Rafał Radziszewski: Myślę, że to dobre rozwiązanie

- Bramkarz to bardzo specyficzna pozycja. W jednym meczu może zagrać super, w drugim już nie do końca. Dobrze, że wyszło mi to wczorajsze spotkanie - przyznaje Rafał Radziszewski. We wtorkowy wieczór Comarch Cracovia, przy sprym udziale „Radzika, ”wygrała z Pol-Aqua Zagłębiem Sosnowiec 4:1.
- Zostałeś wybrany najlepszym zawodnikiem wczorajszego meczu. To chyba miłe uczucie…
- (śmiech) Miłe. Z reguły w Sosnowcu grało mi się dobrze. Najważniejsze, że wygraliśmy, bo koniecznie chcieliśmy zainkasować trzy punkty.
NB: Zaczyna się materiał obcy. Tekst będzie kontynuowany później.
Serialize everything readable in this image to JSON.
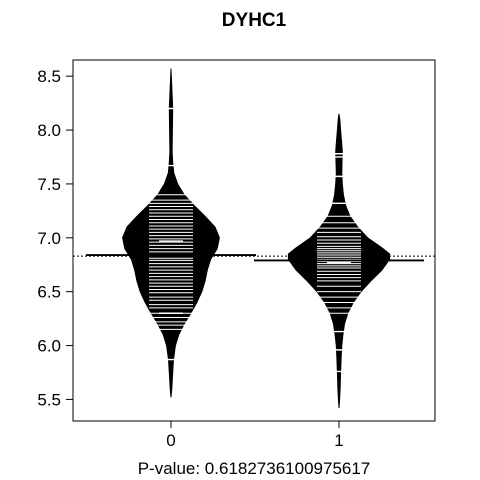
{
  "chart_data": {
    "type": "beanplot",
    "title": "DYHC1",
    "xlabel": "P-value: 0.6182736100975617",
    "ylabel": "",
    "categories": [
      "0",
      "1"
    ],
    "ylim": [
      5.3,
      8.65
    ],
    "yticks": [
      5.5,
      6.0,
      6.5,
      7.0,
      7.5,
      8.0,
      8.5
    ],
    "ytick_labels": [
      "5.5",
      "6.0",
      "6.5",
      "7.0",
      "7.5",
      "8.0",
      "8.5"
    ],
    "overall_mean": 6.83,
    "grid": false,
    "series": [
      {
        "category": "0",
        "mean": 6.84,
        "density": [
          [
            5.52,
            0.0
          ],
          [
            5.6,
            0.015
          ],
          [
            5.75,
            0.03
          ],
          [
            5.87,
            0.045
          ],
          [
            6.0,
            0.08
          ],
          [
            6.1,
            0.14
          ],
          [
            6.2,
            0.24
          ],
          [
            6.3,
            0.36
          ],
          [
            6.4,
            0.47
          ],
          [
            6.5,
            0.56
          ],
          [
            6.6,
            0.62
          ],
          [
            6.7,
            0.66
          ],
          [
            6.8,
            0.72
          ],
          [
            6.9,
            0.84
          ],
          [
            7.0,
            0.88
          ],
          [
            7.1,
            0.8
          ],
          [
            7.2,
            0.62
          ],
          [
            7.3,
            0.42
          ],
          [
            7.4,
            0.24
          ],
          [
            7.5,
            0.12
          ],
          [
            7.6,
            0.05
          ],
          [
            7.7,
            0.03
          ],
          [
            7.8,
            0.02
          ],
          [
            8.0,
            0.025
          ],
          [
            8.2,
            0.03
          ],
          [
            8.4,
            0.015
          ],
          [
            8.57,
            0.0
          ]
        ],
        "long_marks": [
          5.87,
          6.3,
          6.97,
          7.67,
          8.2
        ],
        "short_marks": [
          6.15,
          6.19,
          6.22,
          6.26,
          6.3,
          6.35,
          6.38,
          6.42,
          6.45,
          6.49,
          6.52,
          6.55,
          6.58,
          6.61,
          6.64,
          6.67,
          6.7,
          6.73,
          6.76,
          6.79,
          6.81,
          6.84,
          6.87,
          6.9,
          6.93,
          6.96,
          6.99,
          7.02,
          7.05,
          7.08,
          7.11,
          7.14,
          7.17,
          7.2,
          7.23,
          7.26,
          7.29,
          7.32,
          7.35,
          7.4
        ]
      },
      {
        "category": "1",
        "mean": 6.79,
        "density": [
          [
            5.42,
            0.0
          ],
          [
            5.5,
            0.01
          ],
          [
            5.6,
            0.02
          ],
          [
            5.75,
            0.03
          ],
          [
            5.9,
            0.04
          ],
          [
            6.0,
            0.05
          ],
          [
            6.1,
            0.07
          ],
          [
            6.2,
            0.1
          ],
          [
            6.3,
            0.16
          ],
          [
            6.4,
            0.26
          ],
          [
            6.5,
            0.4
          ],
          [
            6.6,
            0.58
          ],
          [
            6.7,
            0.78
          ],
          [
            6.8,
            0.92
          ],
          [
            6.85,
            0.92
          ],
          [
            6.9,
            0.8
          ],
          [
            7.0,
            0.52
          ],
          [
            7.1,
            0.34
          ],
          [
            7.2,
            0.2
          ],
          [
            7.3,
            0.12
          ],
          [
            7.4,
            0.08
          ],
          [
            7.5,
            0.06
          ],
          [
            7.6,
            0.05
          ],
          [
            7.7,
            0.055
          ],
          [
            7.8,
            0.06
          ],
          [
            7.9,
            0.045
          ],
          [
            8.0,
            0.03
          ],
          [
            8.1,
            0.015
          ],
          [
            8.15,
            0.0
          ]
        ],
        "long_marks": [
          5.76,
          5.96,
          6.13,
          6.77,
          7.32,
          7.57,
          7.75,
          7.78
        ],
        "short_marks": [
          6.3,
          6.35,
          6.4,
          6.45,
          6.5,
          6.55,
          6.6,
          6.63,
          6.66,
          6.69,
          6.72,
          6.74,
          6.76,
          6.78,
          6.8,
          6.82,
          6.84,
          6.86,
          6.88,
          6.9,
          6.92,
          6.95,
          6.98,
          7.01,
          7.05,
          7.09,
          7.14,
          7.2
        ]
      }
    ]
  }
}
Dotychczas w bezpośrednich meczach było 3-2 dla nas, teraz zrobiło się 4-2. Brakuje nam tylko jednego zwycięstwa, by mieć bonus w play-offach.
- Gospodarze nie zawiesili wam wysoko poprzeczki…
- Losy spotkania kontrolowaliśmy niemal przez cały czas. Zagraliśmy dobry mecz, tylko się cieszyć z tego.
- Do pełni szczęścia, przynajmniej twojego, zabrakło nieco ponad trzech minut. Gdyby nie ten gol (strzelcem Teddy Da Costa – przyp.), zachowałbyś czyste konto…
- Dokładnie. Krążek odbił się od jednego z naszych obrońców, Da Costa przejął go i strzelił po lodzie z kilku metrów. Nie udało się zagrać z tyłu „na zero”, może w następnych meczach będzie lepiej.
- Twoje dwa ostatnie występy w bramce Comarch Cracovii nie były najlepsze. Potrzebowałeś takiego spotkania, jak to w Sosnowcu?
- Takie mecze, jakie miałem z Podhalem i GKS-em po prostu się zdarzają. Bramkarz to bardzo specyficzna pozycja. W jednym meczu może zagrać super, w drugim już nie do końca. Dobrze, że wyszło mi to wczorajsze spotkanie. Oby tak dalej.
- Jak na razie ciężko wywnioskować, kto jest pierwszym bramkarzem „Pasów”. Z Markiem Rączką bronicie na zmianę…
- Zgadza się. O tym, kto zagra w danym meczu dowiadujemy się jednak odpowiednio wcześnie i to nam pomaga. Myślę, że to dobre rozwiązanie, co też widać po zajmowanej przez nas pozycji w tabeli. Jeden bramkarz nie byłby w stanie wystąpić we wszystkich meczach sezonu, w końcu przyszłoby zmęczenie. My tymczasem nie jesteśmy jeszcze„zajechani”.
- Kiedyś jednak trener Rohaček postawi pewnie na jednego z was…
- I myślę, że taki czas nastąpi w play-offach, gdzie zagramy decydujące o końcowych wynikach spotkania.
- Kto w takim razie będzie pierwszym bramkarzem Comarch Cracovii?
- (śmiech) Wydaje mi się, że na tę chwilę obaj mamy takie same szanse. Wcale nie jest powiedziane, że to ja będę bronił. Decyzja należała będzie do trenera.